In un comunicato stampa, il gruppo francese deplora il fatto che le decisioni prese dal consiglio di amministrazione non vengano più applicate. “La risoluzione del 12 novembre di sospendere le spese di produzione per dare priorità al pagamento degli stipendi e preservare la base industriale è stata deliberatamente impedita ”, ha dichiarato Orano.

Le spese di produzione in corso nel sito fanno sì che la situazione finanziaria dell’azienda si deteriori ogni giorno di più ”, ha proseguito Orano. Allo stesso tempo, le scorte di concentrato di uranio continuano ad accumularsi nel sito. Hanno raggiunto le 1.150 tonnellate, l’equivalente di sei mesi di produzione, per un valore stimato di 200 milioni di euro. Queste ingenti scorte però non possono essere esportate a causa della chiusura delle frontiere con il Benin. Le autorità nigerine rifiutano anche soluzioni alternative, come il trasporto aereo verso la Namibia.
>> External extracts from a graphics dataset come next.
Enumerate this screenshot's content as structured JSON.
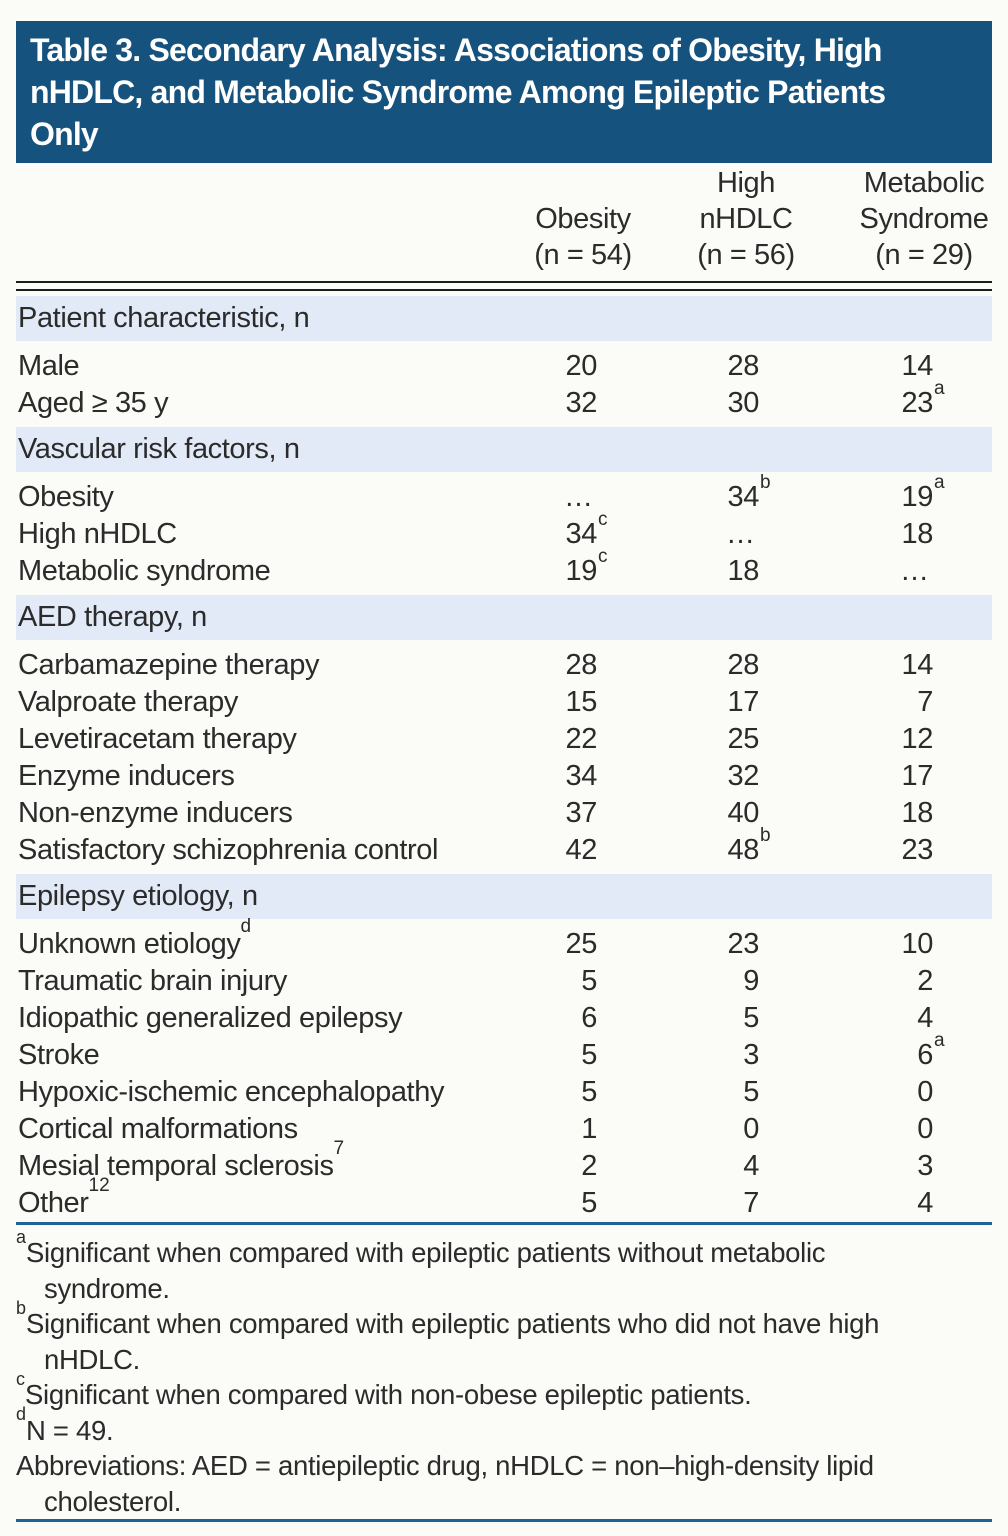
{
  "colors": {
    "navy": "#15527e",
    "section_bg": "#e3eaf7",
    "rule_blue": "#1e6394",
    "text": "#2b2b2b",
    "title_text": "#ffffff",
    "page_bg": "#fbfbf7",
    "head_rule": "#1d1d1d"
  },
  "table": {
    "title_lines": [
      "Table 3. Secondary Analysis: Associations of Obesity, High",
      "nHDLC, and Metabolic Syndrome Among Epileptic Patients",
      "Only"
    ],
    "columns": [
      {
        "lines": [
          "Obesity",
          "(n = 54)"
        ]
      },
      {
        "lines": [
          "High",
          "nHDLC",
          "(n = 56)"
        ]
      },
      {
        "lines": [
          "Metabolic",
          "Syndrome",
          "(n = 29)"
        ]
      }
    ],
    "sections": [
      {
        "header": "Patient characteristic, n",
        "rows": [
          {
            "label": "Male",
            "label_sup": "",
            "values": [
              {
                "v": "20",
                "sup": ""
              },
              {
                "v": "28",
                "sup": ""
              },
              {
                "v": "14",
                "sup": ""
              }
            ]
          },
          {
            "label": "Aged ≥ 35 y",
            "label_sup": "",
            "values": [
              {
                "v": "32",
                "sup": ""
              },
              {
                "v": "30",
                "sup": ""
              },
              {
                "v": "23",
                "sup": "a"
              }
            ]
          }
        ]
      },
      {
        "header": "Vascular risk factors, n",
        "rows": [
          {
            "label": "Obesity",
            "label_sup": "",
            "values": [
              {
                "v": "…",
                "sup": ""
              },
              {
                "v": "34",
                "sup": "b"
              },
              {
                "v": "19",
                "sup": "a"
              }
            ]
          },
          {
            "label": "High nHDLC",
            "label_sup": "",
            "values": [
              {
                "v": "34",
                "sup": "c"
              },
              {
                "v": "…",
                "sup": ""
              },
              {
                "v": "18",
                "sup": ""
              }
            ]
          },
          {
            "label": "Metabolic syndrome",
            "label_sup": "",
            "values": [
              {
                "v": "19",
                "sup": "c"
              },
              {
                "v": "18",
                "sup": ""
              },
              {
                "v": "…",
                "sup": ""
              }
            ]
          }
        ]
      },
      {
        "header": "AED therapy, n",
        "rows": [
          {
            "label": "Carbamazepine therapy",
            "label_sup": "",
            "values": [
              {
                "v": "28",
                "sup": ""
              },
              {
                "v": "28",
                "sup": ""
              },
              {
                "v": "14",
                "sup": ""
              }
            ]
          },
          {
            "label": "Valproate therapy",
            "label_sup": "",
            "values": [
              {
                "v": "15",
                "sup": ""
              },
              {
                "v": "17",
                "sup": ""
              },
              {
                "v": "7",
                "sup": ""
              }
            ]
          },
          {
            "label": "Levetiracetam therapy",
            "label_sup": "",
            "values": [
              {
                "v": "22",
                "sup": ""
              },
              {
                "v": "25",
                "sup": ""
              },
              {
                "v": "12",
                "sup": ""
              }
            ]
          },
          {
            "label": "Enzyme inducers",
            "label_sup": "",
            "values": [
              {
                "v": "34",
                "sup": ""
              },
              {
                "v": "32",
                "sup": ""
              },
              {
                "v": "17",
                "sup": ""
              }
            ]
          },
          {
            "label": "Non-enzyme inducers",
            "label_sup": "",
            "values": [
              {
                "v": "37",
                "sup": ""
              },
              {
                "v": "40",
                "sup": ""
              },
              {
                "v": "18",
                "sup": ""
              }
            ]
          },
          {
            "label": "Satisfactory schizophrenia control",
            "label_sup": "",
            "values": [
              {
                "v": "42",
                "sup": ""
              },
              {
                "v": "48",
                "sup": "b"
              },
              {
                "v": "23",
                "sup": ""
              }
            ]
          }
        ]
      },
      {
        "header": "Epilepsy etiology, n",
        "rows": [
          {
            "label": "Unknown etiology",
            "label_sup": "d",
            "values": [
              {
                "v": "25",
                "sup": ""
              },
              {
                "v": "23",
                "sup": ""
              },
              {
                "v": "10",
                "sup": ""
              }
            ]
          },
          {
            "label": "Traumatic brain injury",
            "label_sup": "",
            "values": [
              {
                "v": "5",
                "sup": ""
              },
              {
                "v": "9",
                "sup": ""
              },
              {
                "v": "2",
                "sup": ""
              }
            ]
          },
          {
            "label": "Idiopathic generalized epilepsy",
            "label_sup": "",
            "values": [
              {
                "v": "6",
                "sup": ""
              },
              {
                "v": "5",
                "sup": ""
              },
              {
                "v": "4",
                "sup": ""
              }
            ]
          },
          {
            "label": "Stroke",
            "label_sup": "",
            "values": [
              {
                "v": "5",
                "sup": ""
              },
              {
                "v": "3",
                "sup": ""
              },
              {
                "v": "6",
                "sup": "a"
              }
            ]
          },
          {
            "label": "Hypoxic-ischemic encephalopathy",
            "label_sup": "",
            "values": [
              {
                "v": "5",
                "sup": ""
              },
              {
                "v": "5",
                "sup": ""
              },
              {
                "v": "0",
                "sup": ""
              }
            ]
          },
          {
            "label": "Cortical malformations",
            "label_sup": "",
            "values": [
              {
                "v": "1",
                "sup": ""
              },
              {
                "v": "0",
                "sup": ""
              },
              {
                "v": "0",
                "sup": ""
              }
            ]
          },
          {
            "label": "Mesial temporal sclerosis",
            "label_sup": "7",
            "values": [
              {
                "v": "2",
                "sup": ""
              },
              {
                "v": "4",
                "sup": ""
              },
              {
                "v": "3",
                "sup": ""
              }
            ]
          },
          {
            "label": "Other",
            "label_sup": "12",
            "values": [
              {
                "v": "5",
                "sup": ""
              },
              {
                "v": "7",
                "sup": ""
              },
              {
                "v": "4",
                "sup": ""
              }
            ]
          }
        ]
      }
    ],
    "footnotes": [
      {
        "sup": "a",
        "lines": [
          "Significant when compared with epileptic patients without metabolic",
          "syndrome."
        ]
      },
      {
        "sup": "b",
        "lines": [
          "Significant when compared with epileptic patients who did not have high",
          "nHDLC."
        ]
      },
      {
        "sup": "c",
        "lines": [
          "Significant when compared with non-obese epileptic patients."
        ]
      },
      {
        "sup": "d",
        "lines": [
          "N = 49."
        ]
      },
      {
        "sup": "",
        "lines": [
          "Abbreviations: AED = antiepileptic drug, nHDLC = non–high-density lipid",
          "cholesterol."
        ]
      }
    ]
  }
}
Il contenzioso con il Niger

Orano così ha annunciato di aver presentato una richiesta di arbitrato contro lo Stato del Niger presso il Centro internazionale per la risoluzione delle controversie sugli investimenti (ICSID) con sede a Washington, negli Stati Uniti. Secondo diversi analisti francesi questa controversia è l’ultimo ricorso possibile dopo che diversi tentativi di risoluzione amichevole sono rimasti senza esito nella disputa con la giunta militare al potere a Niamey su Somaïr.
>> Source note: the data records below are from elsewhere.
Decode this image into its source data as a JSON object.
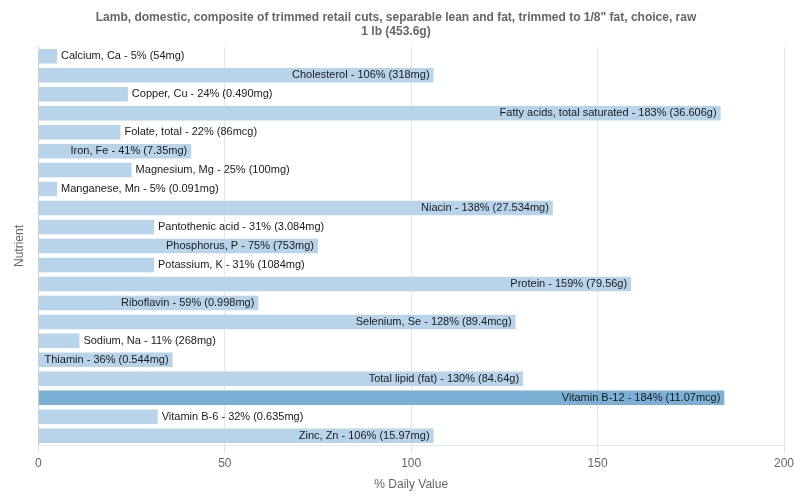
{
  "chart_data": {
    "type": "bar",
    "orientation": "horizontal",
    "title": "Lamb, domestic, composite of trimmed retail cuts, separable lean and fat, trimmed to 1/8\" fat, choice, raw\n1 lb (453.6g)",
    "xlabel": "% Daily Value",
    "ylabel": "Nutrient",
    "categories": [
      "Zinc, Zn - 106% (15.97mg)",
      "Vitamin B-6 - 32% (0.635mg)",
      "Vitamin B-12 - 184% (11.07mcg)",
      "Total lipid (fat) - 130% (84.64g)",
      "Thiamin - 36% (0.544mg)",
      "Sodium, Na - 11% (268mg)",
      "Selenium, Se - 128% (89.4mcg)",
      "Riboflavin - 59% (0.998mg)",
      "Protein - 159% (79.56g)",
      "Potassium, K - 31% (1084mg)",
      "Phosphorus, P - 75% (753mg)",
      "Pantothenic acid - 31% (3.084mg)",
      "Niacin - 138% (27.534mg)",
      "Manganese, Mn - 5% (0.091mg)",
      "Magnesium, Mg - 25% (100mg)",
      "Iron, Fe - 41% (7.35mg)",
      "Folate, total - 22% (86mcg)",
      "Fatty acids, total saturated - 183% (36.606g)",
      "Copper, Cu - 24% (0.490mg)",
      "Cholesterol - 106% (318mg)",
      "Calcium, Ca - 5% (54mg)"
    ],
    "values": [
      106,
      32,
      184,
      130,
      36,
      11,
      128,
      59,
      159,
      31,
      75,
      31,
      138,
      5,
      25,
      41,
      22,
      183,
      24,
      106,
      5
    ],
    "colors": [
      "#b8d4ea",
      "#b8d4ea",
      "#7bafd4",
      "#b8d4ea",
      "#b8d4ea",
      "#b8d4ea",
      "#b8d4ea",
      "#b8d4ea",
      "#b8d4ea",
      "#b8d4ea",
      "#b8d4ea",
      "#b8d4ea",
      "#b8d4ea",
      "#b8d4ea",
      "#b8d4ea",
      "#b8d4ea",
      "#b8d4ea",
      "#b8d4ea",
      "#b8d4ea",
      "#b8d4ea",
      "#b8d4ea"
    ],
    "xlim": [
      0,
      200
    ],
    "xticks": [
      0,
      50,
      100,
      150,
      200
    ],
    "grid": true,
    "tick_labels": "x"
  }
}
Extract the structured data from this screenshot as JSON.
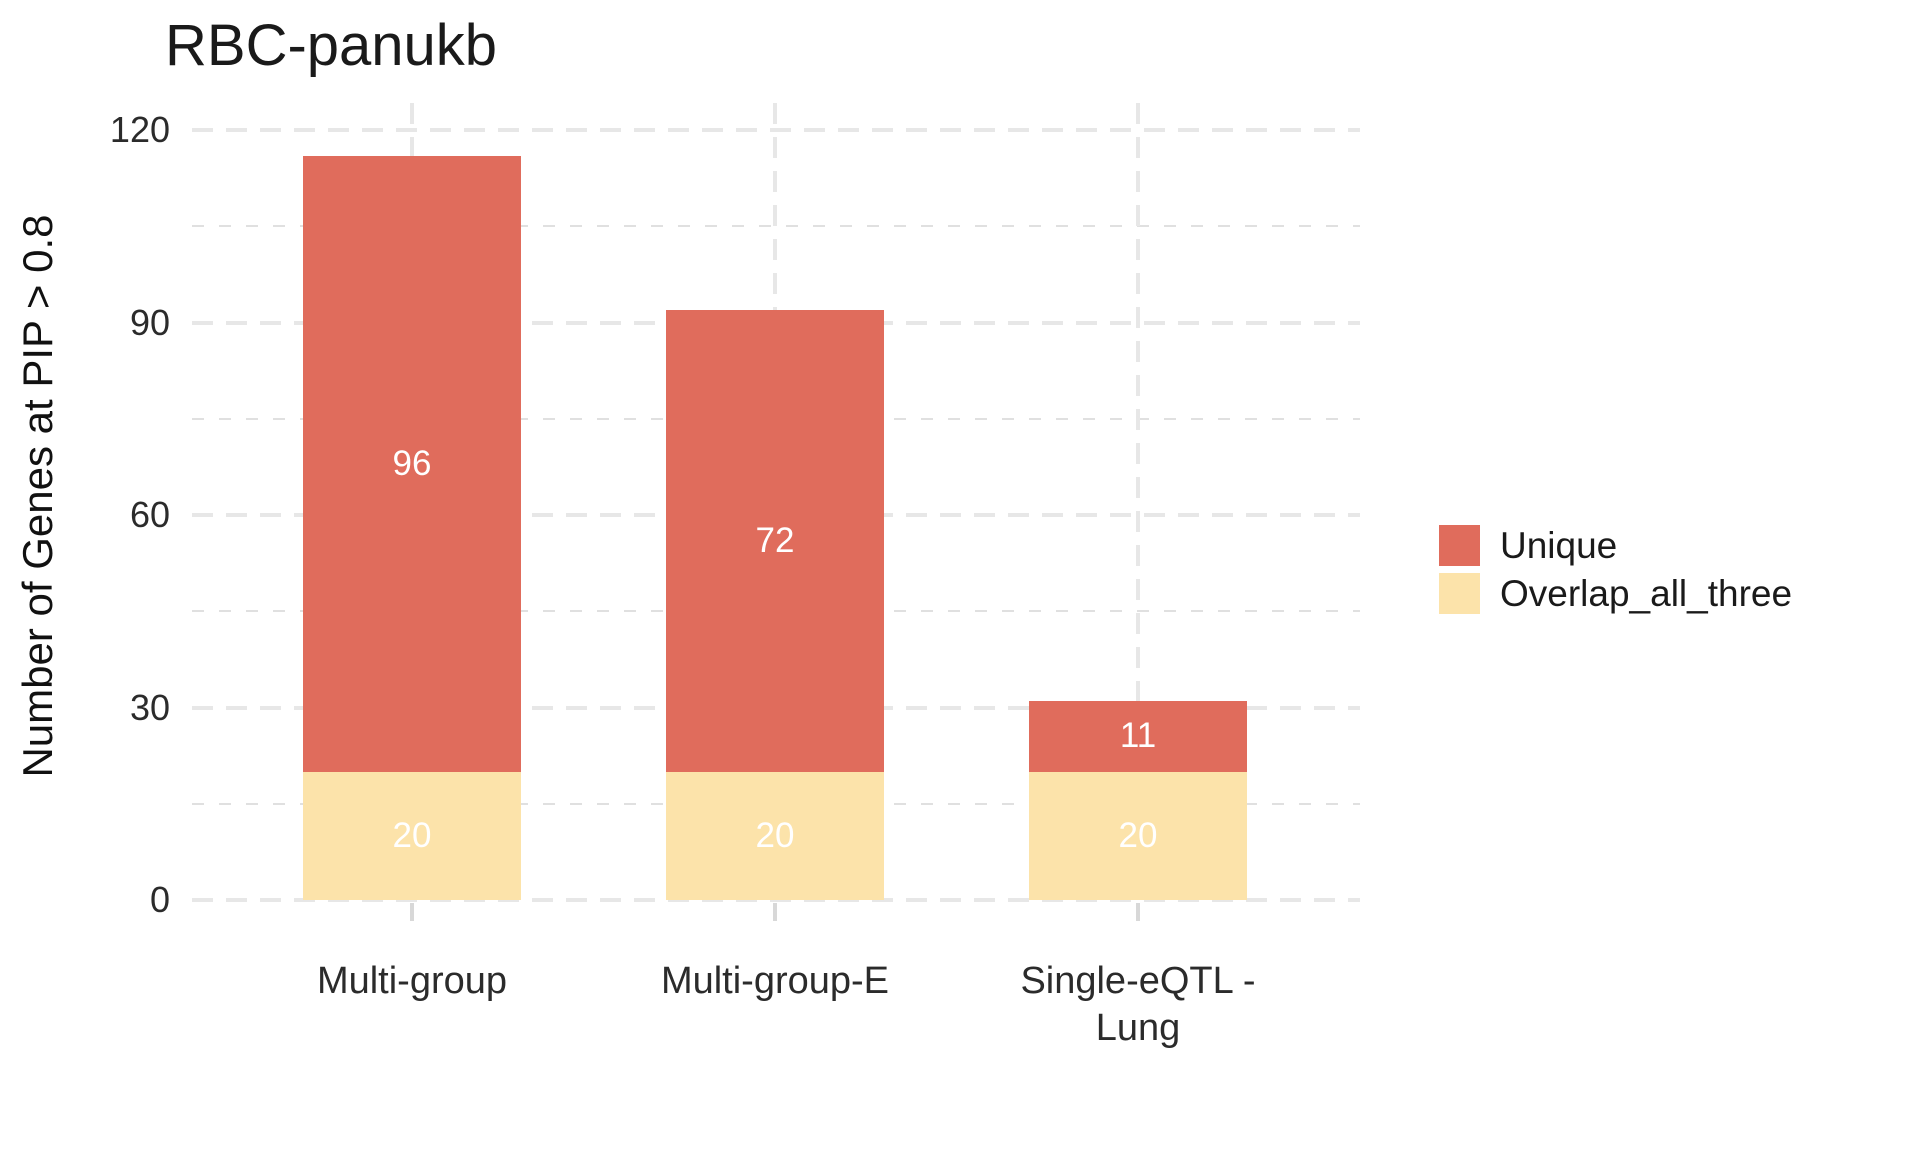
{
  "chart_data": {
    "type": "bar",
    "stacked": true,
    "title": "RBC-panukb",
    "xlabel": "",
    "ylabel": "Number of Genes at PIP > 0.8",
    "categories": [
      "Multi-group",
      "Multi-group-E",
      "Single-eQTL -\nLung"
    ],
    "series": [
      {
        "name": "Overlap_all_three",
        "color": "#FCE3AA",
        "values": [
          20,
          20,
          20
        ]
      },
      {
        "name": "Unique",
        "color": "#E06C5C",
        "values": [
          96,
          72,
          11
        ]
      }
    ],
    "stack_totals": [
      116,
      92,
      31
    ],
    "bar_label_color": "#FFFFFF",
    "yticks": [
      0,
      30,
      60,
      90,
      120
    ],
    "ylim": [
      0,
      120
    ],
    "grid": "dashed-major-and-minor",
    "legend_position": "right",
    "legend_order": [
      "Unique",
      "Overlap_all_three"
    ]
  }
}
Dopo la procedura annunciata il 20 dicembre per il gigantesco giacimento di Imouraren, la cui licenza operativa è stata ritirata a Orano lo scorso giugno, questo è il secondo caso di arbitrato avviato dal gruppo contro lo Stato del Niger. Secondo i legali di Orano, la prima richiesta è stata presentata a un’altra giurisdizione, la Corte congiunta di giustizia e arbitrato dell’Organizzazione per l’armonizzazione del diritto commerciale in Africa (OHADA), con sede ad Abidjan, in Costa d’Avorio.

La desertificazione militare in Francia

La fine dell’aggressivo capitalismo francese in Africa è solo lo specchio della debolezza militare del paese transalpino nella regione. La presenza militare francese in questi anni si è assottigliata sempre di pù ed il suo peso nella regione ha iniziato contemporaneamente a scemare. Secondo fonti del Ministero delle Forze Armate francesi, la Francia ha oggi meno di 2.000 soldati di stanza in Africa, rispetto agli 8.500 del 2022, distribuiti principalmente in tre basi (Gibuti, Gabon e Costa d’Avorio).
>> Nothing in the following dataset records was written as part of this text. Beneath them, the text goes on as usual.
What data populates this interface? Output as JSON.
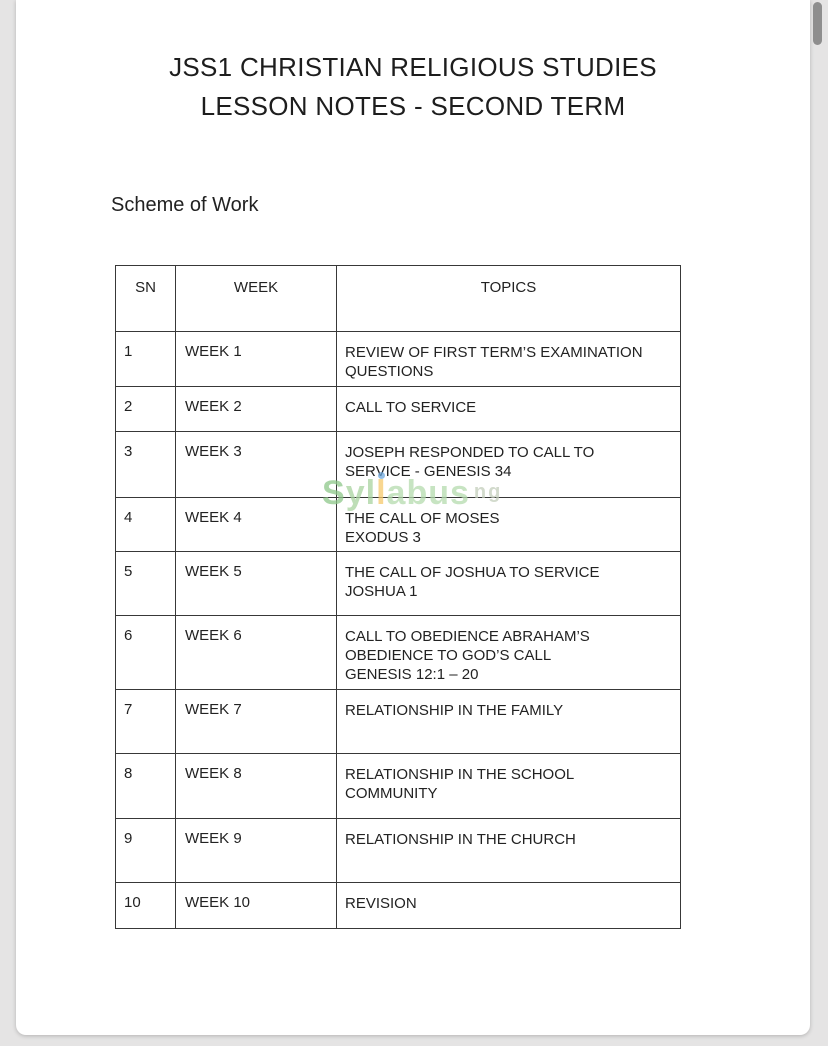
{
  "document": {
    "title_line1": "JSS1 CHRISTIAN RELIGIOUS STUDIES",
    "title_line2": "LESSON NOTES - SECOND TERM",
    "section_heading": "Scheme of Work"
  },
  "table": {
    "headers": [
      "SN",
      "WEEK",
      "TOPICS"
    ],
    "rows": [
      {
        "sn": "1",
        "week": "WEEK 1",
        "topic": [
          "REVIEW OF FIRST TERM’S EXAMINATION",
          "QUESTIONS"
        ]
      },
      {
        "sn": "2",
        "week": "WEEK 2",
        "topic": [
          "CALL TO SERVICE"
        ]
      },
      {
        "sn": "3",
        "week": "WEEK 3",
        "topic": [
          "JOSEPH RESPONDED TO CALL TO",
          "SERVICE - GENESIS 34"
        ]
      },
      {
        "sn": "4",
        "week": "WEEK 4",
        "topic": [
          "THE CALL OF MOSES",
          "EXODUS 3"
        ]
      },
      {
        "sn": "5",
        "week": "WEEK 5",
        "topic": [
          "THE CALL OF JOSHUA TO SERVICE",
          "JOSHUA 1"
        ]
      },
      {
        "sn": "6",
        "week": "WEEK 6",
        "topic": [
          "CALL TO OBEDIENCE ABRAHAM’S",
          "OBEDIENCE TO GOD’S CALL",
          "GENESIS 12:1 – 20"
        ]
      },
      {
        "sn": "7",
        "week": "WEEK 7",
        "topic": [
          "RELATIONSHIP IN THE FAMILY"
        ]
      },
      {
        "sn": "8",
        "week": "WEEK 8",
        "topic": [
          "RELATIONSHIP IN THE SCHOOL",
          "COMMUNITY"
        ]
      },
      {
        "sn": "9",
        "week": "WEEK 9",
        "topic": [
          "RELATIONSHIP IN THE CHURCH"
        ]
      },
      {
        "sn": "10",
        "week": "WEEK 10",
        "topic": [
          "REVISION"
        ]
      }
    ]
  },
  "watermark": {
    "text": "Syllabus",
    "suffix": "ng",
    "letters": [
      {
        "ch": "S",
        "color": "#8ec88a"
      },
      {
        "ch": "y",
        "color": "#a9d4a0"
      },
      {
        "ch": "l",
        "color": "#a9d4a0"
      },
      {
        "ch": "l",
        "color": "#f6c96b",
        "dot": "#6fa8dc"
      },
      {
        "ch": "a",
        "color": "#b5dbae"
      },
      {
        "ch": "b",
        "color": "#b5dbae"
      },
      {
        "ch": "u",
        "color": "#b5dbae"
      },
      {
        "ch": "s",
        "color": "#b5dbae"
      }
    ]
  },
  "colors": {
    "page_background": "#ffffff",
    "gutter_background": "#e5e4e4",
    "text": "#222222",
    "table_border": "#383838",
    "scrollbar_thumb": "#8e8e8e"
  }
}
Nei prossimi mesi, avvertono analisti ed esperti, la presenza militare francese potrebbe ridursi a poche centinaia di uomini in Africa occidentale e centrale. Fino a tre anni fa, oltre ai 1.600 militari di stanza in Africa occidentale e in Gabon, la Francia aveva più di 5.000 soldati nel Sahel nell’ambito dell’Operazione Barkhane contro i gruppi armati jihadisti. Ora, concretamente, la Francia manterrebbe solo un centinaio di soldati in Gabon (rispetto agli attuali 350), oltre alla base militare di Gibuti, che ospita 1.500 soldati.

Il declino

Parigi vorrebbe mantenere una base strategica in questo piccolo paese che si affaccia sullo stretto di Bab-el-Mandeb, dove passa gran parte del commercio marittimo mondiale tra Asia e Occidente. Non è sicuro che ci riesca data la scarsa considerazione che hanno oggi gli stati africani di questo paese. Il declino della Françafrique era oramai storicamente inevitabile, ma la figura di Macron, con la sua endemica debolezza politica, le sue numerose gaffes diplomatiche e le impasse politiche dei suoi effimeri governi, in questo particolare frangente storico, non ha fatto altro che decretarne la fine.